Although feedyard inventories remain high, recent reductions in placements suggest that fed-cattle numbers and beef production will drop off significantly during the second half of 2001. The Livestock Marketing Information Center notes that USDA's monthly cattle on feed report, released May 18, listed April feedyard marketings at disappointing levels. But the number of cattle placed into feedyards during April was smaller than the marketing figure and well below most expectations. The total number of cattle on feed in 1,000-head and larger lots was 102 percent of a year earlier, the narrowest year-to-year increase since March 1999, according to LMIC.

Additional points regarding feedyard numbers from LMIC:


  • April marketings from the 1,000 head and larger feedlots totaled 1.815 million head in the United States, 3 percent below 2000's. This was in line with expectations prior to the report. But, there was one more slaughter day in April 2001 than there was in April 2000. On a daily basis, marketings were 8 percent below a year ago, somewhat disappointing given the large number of cattle on feed.

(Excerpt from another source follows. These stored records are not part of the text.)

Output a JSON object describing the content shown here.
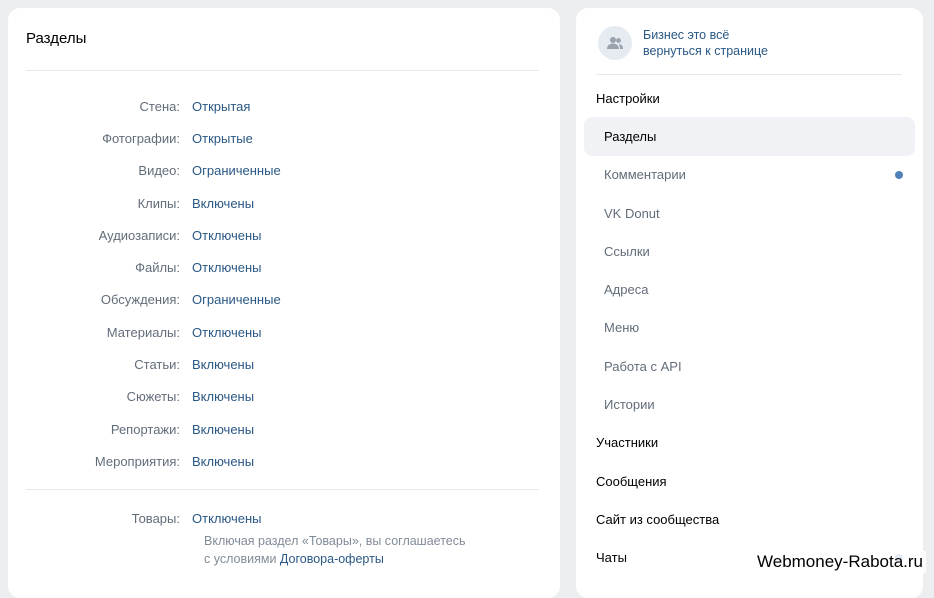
{
  "main": {
    "title": "Разделы",
    "sections": [
      {
        "label": "Стена:",
        "value": "Открытая"
      },
      {
        "label": "Фотографии:",
        "value": "Открытые"
      },
      {
        "label": "Видео:",
        "value": "Ограниченные"
      },
      {
        "label": "Клипы:",
        "value": "Включены"
      },
      {
        "label": "Аудиозаписи:",
        "value": "Отключены"
      },
      {
        "label": "Файлы:",
        "value": "Отключены"
      },
      {
        "label": "Обсуждения:",
        "value": "Ограниченные"
      },
      {
        "label": "Материалы:",
        "value": "Отключены"
      },
      {
        "label": "Статьи:",
        "value": "Включены"
      },
      {
        "label": "Сюжеты:",
        "value": "Включены"
      },
      {
        "label": "Репортажи:",
        "value": "Включены"
      },
      {
        "label": "Мероприятия:",
        "value": "Включены"
      }
    ],
    "goods": {
      "label": "Товары:",
      "value": "Отключены",
      "note_line1": "Включая раздел «Товары», вы соглашаетесь",
      "note_prefix": "с условиями ",
      "note_link": "Договора-оферты"
    }
  },
  "sidebar": {
    "group_name": "Бизнес это всё",
    "back_link": "вернуться к странице",
    "avatar_icon": "group-people-icon",
    "menu": [
      {
        "label": "Настройки",
        "level": 0
      },
      {
        "label": "Разделы",
        "level": 1,
        "active": true
      },
      {
        "label": "Комментарии",
        "level": 1,
        "dot": true
      },
      {
        "label": "VK Donut",
        "level": 1
      },
      {
        "label": "Ссылки",
        "level": 1
      },
      {
        "label": "Адреса",
        "level": 1
      },
      {
        "label": "Меню",
        "level": 1
      },
      {
        "label": "Работа с API",
        "level": 1
      },
      {
        "label": "Истории",
        "level": 1
      },
      {
        "label": "Участники",
        "level": 0
      },
      {
        "label": "Сообщения",
        "level": 0
      },
      {
        "label": "Сайт из сообщества",
        "level": 0
      },
      {
        "label": "Чаты",
        "level": 0,
        "dot": true
      }
    ]
  },
  "watermark": "Webmoney-Rabota.ru",
  "colors": {
    "background": "#edeef0",
    "link": "#2a5885",
    "label": "#626d7a",
    "dot": "#5181b8",
    "active_bg": "#f0f2f5"
  }
}
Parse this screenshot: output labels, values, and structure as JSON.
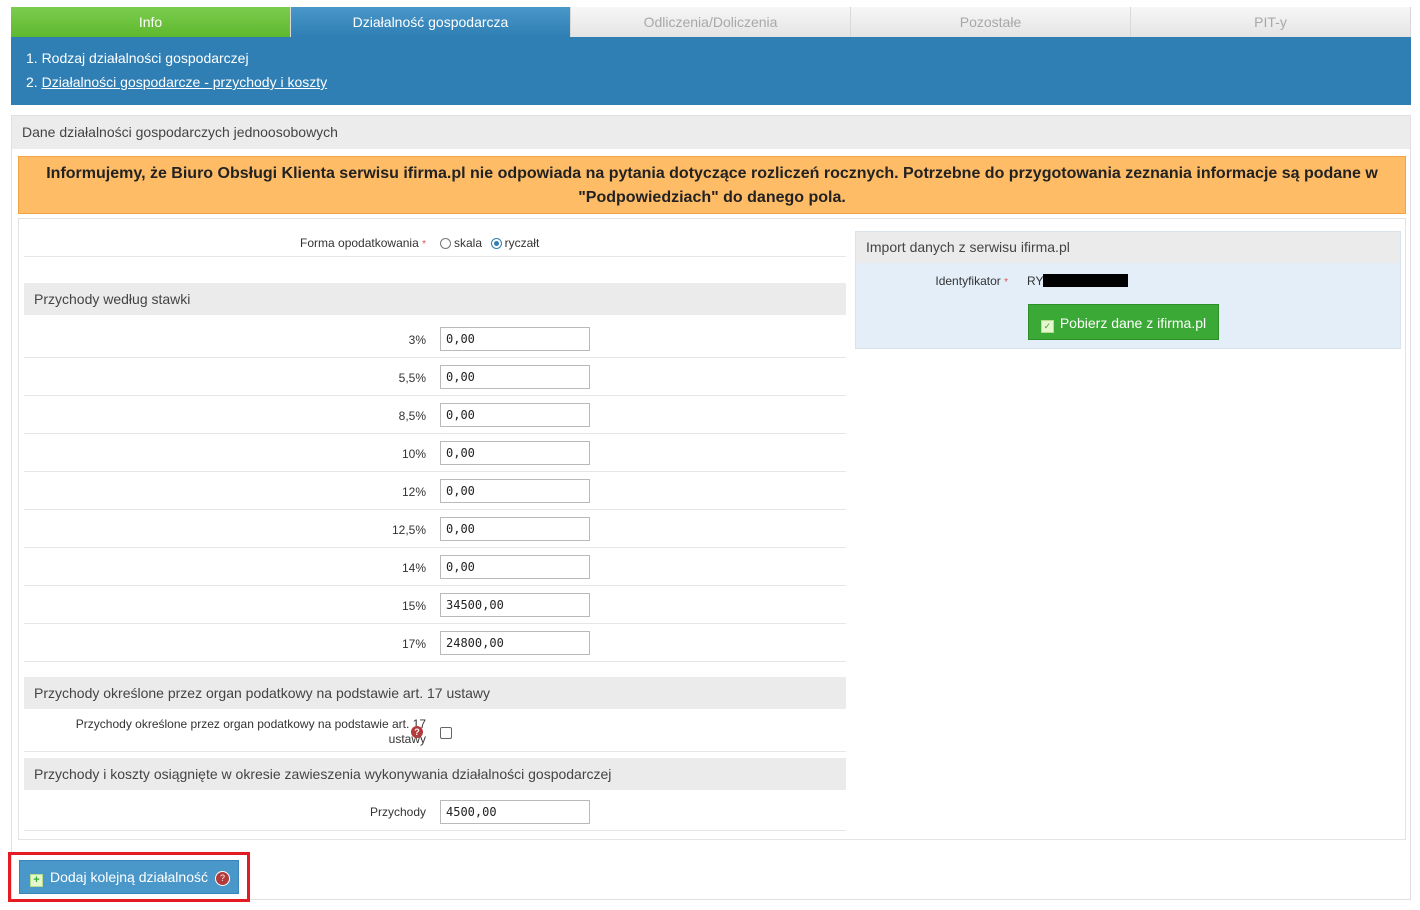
{
  "tabs": [
    "Info",
    "Działalność gospodarcza",
    "Odliczenia/Doliczenia",
    "Pozostałe",
    "PIT-y"
  ],
  "steps": {
    "step1": "1. Rodzaj działalności gospodarczej",
    "step2_prefix": "2. ",
    "step2_link": "Działalności gospodarcze - przychody i koszty"
  },
  "main": {
    "title": "Dane działalności gospodarczych jednoosobowych",
    "notice": "Informujemy, że Biuro Obsługi Klienta serwisu ifirma.pl nie odpowiada na pytania dotyczące rozliczeń rocznych. Potrzebne do przygotowania zeznania informacje są podane w \"Podpowiedziach\" do danego pola."
  },
  "form": {
    "taxation_label": "Forma opodatkowania",
    "required_mark": "*",
    "taxation_options": [
      "skala",
      "ryczałt"
    ],
    "taxation_selected": "ryczałt",
    "rates_section": "Przychody według stawki",
    "rates": [
      {
        "label": "3%",
        "value": "0,00"
      },
      {
        "label": "5,5%",
        "value": "0,00"
      },
      {
        "label": "8,5%",
        "value": "0,00"
      },
      {
        "label": "10%",
        "value": "0,00"
      },
      {
        "label": "12%",
        "value": "0,00"
      },
      {
        "label": "12,5%",
        "value": "0,00"
      },
      {
        "label": "14%",
        "value": "0,00"
      },
      {
        "label": "15%",
        "value": "34500,00"
      },
      {
        "label": "17%",
        "value": "24800,00"
      }
    ],
    "art17_section": "Przychody określone przez organ podatkowy na podstawie art. 17 ustawy",
    "art17_label_line1": "Przychody określone przez organ podatkowy na podstawie art. 17",
    "art17_label_line2": "ustawy",
    "art17_checked": false,
    "suspension_section": "Przychody i koszty osiągnięte w okresie zawieszenia wykonywania działalności gospodarczej",
    "suspension_income_label": "Przychody",
    "suspension_income_value": "4500,00"
  },
  "import": {
    "title": "Import danych z serwisu ifirma.pl",
    "id_label": "Identyfikator",
    "id_value_visible": "RY",
    "button_label": "Pobierz dane z ifirma.pl"
  },
  "footer": {
    "add_button": "Dodaj kolejną działalność",
    "help_glyph": "?"
  },
  "colors": {
    "tab_info": "#5db82e",
    "tab_active": "#2f7fb4",
    "notice_bg": "#ffbc66",
    "import_button": "#3ba935",
    "highlight_border": "#e41b23"
  }
}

  • Placements into the 1,000 head and larger feedlots during April totaled 1.551 million head in the United States and 1.324 million head in the historic 7-states, a 9 and 10 percent drop from a year earlier, respectively. Placements were at the very low end of expectations prior to the report.
  • As in recent months, a higher than average proportion of the placements weighed less than 700 pounds. In fact, placements of cattle weighing less than 700 pounds were 18 percent above a year ago. This suggests that feedlots continue to have difficulty finding heavier weight animals.
  • Given last year's greater than seasonal increase in May placements and the limited numbers of feeder cattle that are available, it is likely that placements in May 2001 will be well below 2000's. At the same time, steer and heifer slaughter so far in May suggests that marketings could be close to a year ago.
  • Combined, these factors suggest that the number of cattle on feed on June 1 could be at or even slightly below a year ago's level. This suggests slaughter steer and heifer supplies will tighten as summer progresses. Slaughter will likely reach levels that support high-$70 prices sometime this fall.